To keep the playing field even, I only went to major telecoms companies in each – rather than the budget providers who may have lower overheads than the former state-owned mammoths.

In the meantime, after the five-day outage of my phone and internet service, I braved the long customer service line queues to see what Telstra would be doing by way of redress. “We can offer you $15 off your next bill,” they ventured, and then dug their heels in.

Really? $15 for five days of no phone, no internet, and no updates on when they might be restored? $15 for the hour upon hour spent waiting to reach a call centre in the Philippines staffed by people who had no clue when it would be fixed either? Five days of “unplug your router, reset it and try again,” every few hours? From a company that claims to be a leader? Yep. So how do their services really stack up against others in a similar position?

I took a look at two services – home broadband and personal, sim-only, mobile phone contracts – and I looked at them in two ways. First I checked what their entry level contracts cost and offered, then I looked at what I currently pay Telstra each month – $95 for broadband and $50 for a mobile service – and asked what that money would buy me in the other countries.

The results confirmed my suspicions, that Telstra are not only expensive, they’re not very good either.

Broadband

Telstra’s entry level ADSL broadband service costs $75 a month and gives you 100gb of data. The download speed I get averages at just below 6 mbps. In the UK and Denmark, entry level prices are about a third cheaper, offer unlimited data and speeds that make Telstra’s network look like an asthmatic ant carrying some heavy shopping. It’s not a good start.

Telstra1

But what if I pay a bit more? What can I get then? Well, for the $95 I pay Telstra, I get 500gb of data and the same 7 mbps download speed. In the UK, you can increase that speed tenfold, in Denmark more than 50-fold. Plus the companies concerned will throw a free TV channel at you and other goodies besides. Oh dear. It really does seem like Telstra is scamming us.

Telstra2

Mobile phones

Okay, maybe that’s unfair. The broadband network is in the middle of an upgrade and I’m sure things will get better soon, as long as Telstra remembers not to press the button that says ‘kill the internet for the whole of Australia’ again any time soon.

How about mobile phones? Telstra prides itself here on being the premium carrier with the widest, most reliable network in Australia (expect on the days when it presses the button that says ‘kill the mobile phone network for the whole of Australia’).

So how does that service stack up?

For someone bringing their own phone, entry level contracts are still the most expensive – nearly double that of the UK but only $5 dearer that Denmark, and hey, who’ll miss that if the service is as premium as they say.

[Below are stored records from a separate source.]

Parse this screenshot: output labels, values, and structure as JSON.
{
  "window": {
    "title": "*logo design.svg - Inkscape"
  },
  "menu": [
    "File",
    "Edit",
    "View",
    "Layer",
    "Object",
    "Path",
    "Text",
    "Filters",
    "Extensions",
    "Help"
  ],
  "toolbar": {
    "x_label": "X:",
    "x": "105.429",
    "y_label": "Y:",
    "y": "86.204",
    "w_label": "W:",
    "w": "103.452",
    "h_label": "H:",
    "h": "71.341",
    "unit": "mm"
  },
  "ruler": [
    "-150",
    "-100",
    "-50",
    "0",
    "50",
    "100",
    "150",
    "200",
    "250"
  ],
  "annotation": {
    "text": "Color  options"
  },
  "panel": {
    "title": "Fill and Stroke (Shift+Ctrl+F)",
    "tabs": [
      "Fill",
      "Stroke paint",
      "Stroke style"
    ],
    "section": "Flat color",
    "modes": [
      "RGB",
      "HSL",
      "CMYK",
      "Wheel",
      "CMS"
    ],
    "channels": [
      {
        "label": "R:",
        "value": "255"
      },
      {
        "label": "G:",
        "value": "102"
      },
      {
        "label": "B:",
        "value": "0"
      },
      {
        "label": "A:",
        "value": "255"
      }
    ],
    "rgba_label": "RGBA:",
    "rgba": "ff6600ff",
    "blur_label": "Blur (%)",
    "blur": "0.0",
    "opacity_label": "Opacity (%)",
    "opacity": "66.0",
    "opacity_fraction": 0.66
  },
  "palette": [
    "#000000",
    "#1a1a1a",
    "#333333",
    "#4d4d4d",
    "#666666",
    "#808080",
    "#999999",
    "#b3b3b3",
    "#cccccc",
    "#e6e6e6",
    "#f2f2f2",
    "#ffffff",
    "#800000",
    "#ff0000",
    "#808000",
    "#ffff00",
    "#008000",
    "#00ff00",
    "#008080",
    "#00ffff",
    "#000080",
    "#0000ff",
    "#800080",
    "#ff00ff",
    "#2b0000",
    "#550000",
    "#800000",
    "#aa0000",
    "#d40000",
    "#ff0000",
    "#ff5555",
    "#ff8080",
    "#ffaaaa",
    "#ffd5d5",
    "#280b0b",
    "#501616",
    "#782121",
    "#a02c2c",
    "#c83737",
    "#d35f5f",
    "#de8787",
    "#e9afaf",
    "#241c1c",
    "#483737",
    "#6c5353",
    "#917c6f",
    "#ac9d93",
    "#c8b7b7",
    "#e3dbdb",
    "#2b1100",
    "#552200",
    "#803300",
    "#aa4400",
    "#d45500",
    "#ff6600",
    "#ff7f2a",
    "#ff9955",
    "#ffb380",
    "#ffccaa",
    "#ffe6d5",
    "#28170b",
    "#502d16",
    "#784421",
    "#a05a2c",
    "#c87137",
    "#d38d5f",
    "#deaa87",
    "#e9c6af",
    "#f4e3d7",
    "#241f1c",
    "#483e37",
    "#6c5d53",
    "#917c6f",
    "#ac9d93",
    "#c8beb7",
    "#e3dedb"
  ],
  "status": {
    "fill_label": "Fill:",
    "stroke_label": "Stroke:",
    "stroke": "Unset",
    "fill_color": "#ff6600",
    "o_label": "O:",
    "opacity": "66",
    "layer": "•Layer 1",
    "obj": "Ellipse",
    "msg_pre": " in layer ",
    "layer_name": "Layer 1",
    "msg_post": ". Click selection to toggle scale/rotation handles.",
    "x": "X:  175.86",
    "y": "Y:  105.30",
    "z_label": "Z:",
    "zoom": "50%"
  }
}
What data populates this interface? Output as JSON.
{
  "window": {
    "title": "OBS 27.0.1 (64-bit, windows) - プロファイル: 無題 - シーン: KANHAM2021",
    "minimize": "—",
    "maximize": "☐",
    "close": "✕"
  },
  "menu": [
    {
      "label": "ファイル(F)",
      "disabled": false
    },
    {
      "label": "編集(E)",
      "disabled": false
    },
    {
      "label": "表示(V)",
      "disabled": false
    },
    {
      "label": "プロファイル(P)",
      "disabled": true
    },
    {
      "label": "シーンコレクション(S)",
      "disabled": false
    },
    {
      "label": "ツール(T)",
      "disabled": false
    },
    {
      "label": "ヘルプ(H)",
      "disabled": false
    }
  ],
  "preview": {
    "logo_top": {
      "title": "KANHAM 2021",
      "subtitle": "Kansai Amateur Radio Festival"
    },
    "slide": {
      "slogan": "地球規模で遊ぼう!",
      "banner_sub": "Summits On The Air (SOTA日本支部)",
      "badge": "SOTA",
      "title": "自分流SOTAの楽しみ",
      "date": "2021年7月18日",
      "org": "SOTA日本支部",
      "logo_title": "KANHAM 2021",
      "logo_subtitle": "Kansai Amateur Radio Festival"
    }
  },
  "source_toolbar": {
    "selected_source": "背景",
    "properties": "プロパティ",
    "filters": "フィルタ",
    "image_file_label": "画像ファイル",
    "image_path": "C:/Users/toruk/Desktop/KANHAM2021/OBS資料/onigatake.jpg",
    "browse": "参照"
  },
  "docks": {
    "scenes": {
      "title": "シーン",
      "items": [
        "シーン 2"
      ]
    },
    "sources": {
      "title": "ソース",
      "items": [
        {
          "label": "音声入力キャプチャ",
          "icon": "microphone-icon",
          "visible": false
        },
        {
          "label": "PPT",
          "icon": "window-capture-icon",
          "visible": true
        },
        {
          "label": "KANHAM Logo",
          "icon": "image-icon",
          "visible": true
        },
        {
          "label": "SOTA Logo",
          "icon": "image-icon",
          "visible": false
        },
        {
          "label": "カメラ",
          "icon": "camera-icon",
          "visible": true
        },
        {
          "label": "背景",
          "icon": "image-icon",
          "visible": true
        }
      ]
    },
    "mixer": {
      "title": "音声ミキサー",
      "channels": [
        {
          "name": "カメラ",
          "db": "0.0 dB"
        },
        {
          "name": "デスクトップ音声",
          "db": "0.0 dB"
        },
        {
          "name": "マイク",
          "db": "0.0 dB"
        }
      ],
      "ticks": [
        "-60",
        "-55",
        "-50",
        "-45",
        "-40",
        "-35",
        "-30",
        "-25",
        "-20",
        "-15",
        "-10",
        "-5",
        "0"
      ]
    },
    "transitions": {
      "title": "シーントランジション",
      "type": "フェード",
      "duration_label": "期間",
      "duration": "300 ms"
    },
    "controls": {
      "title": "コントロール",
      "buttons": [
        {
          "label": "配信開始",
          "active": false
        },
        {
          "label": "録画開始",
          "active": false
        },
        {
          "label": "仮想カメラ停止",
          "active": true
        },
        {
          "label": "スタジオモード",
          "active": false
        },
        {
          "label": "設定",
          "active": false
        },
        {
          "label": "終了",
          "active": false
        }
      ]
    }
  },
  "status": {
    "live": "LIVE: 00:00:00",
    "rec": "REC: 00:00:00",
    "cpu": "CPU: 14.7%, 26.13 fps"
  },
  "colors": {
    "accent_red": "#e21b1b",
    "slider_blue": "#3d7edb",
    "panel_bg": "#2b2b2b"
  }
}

Oh. But wait. For nearly half the price, the UK matches Telstra’s mobile data allowance, includes slightly less call time but offers unlimited texts, a free sports channel and a gift card. In Denmark, for $5 less, you get 8-times as much data, more calls and unlimited texts.

Telstra3.png

Okay, you’re a premium company Telstra, talk me through your premium package. What if I pay you double – a whopping $50 a month. Go on, wow me. Oh, really?

At the $50 mark, Telstra offers a quarter of the data on offer for the same money in the UK and half what you get in Denmark for nearly $10 less. You get a big calls and data allowance but in both the other countries there is no cap. Meanwhile those loveable, gift-happy chaps in the UK will throw in a sports channel and a $160 gift card.

Telstra4

So, end of term report? Denmark, go to the top of the class. UK, here’s a ‘highly commended’ certificate for your excellent effort. Telstra? Perhaps this is all a bit much for you and we should talk about home tutoring. You know, just to recap the basics – service, value, reliability?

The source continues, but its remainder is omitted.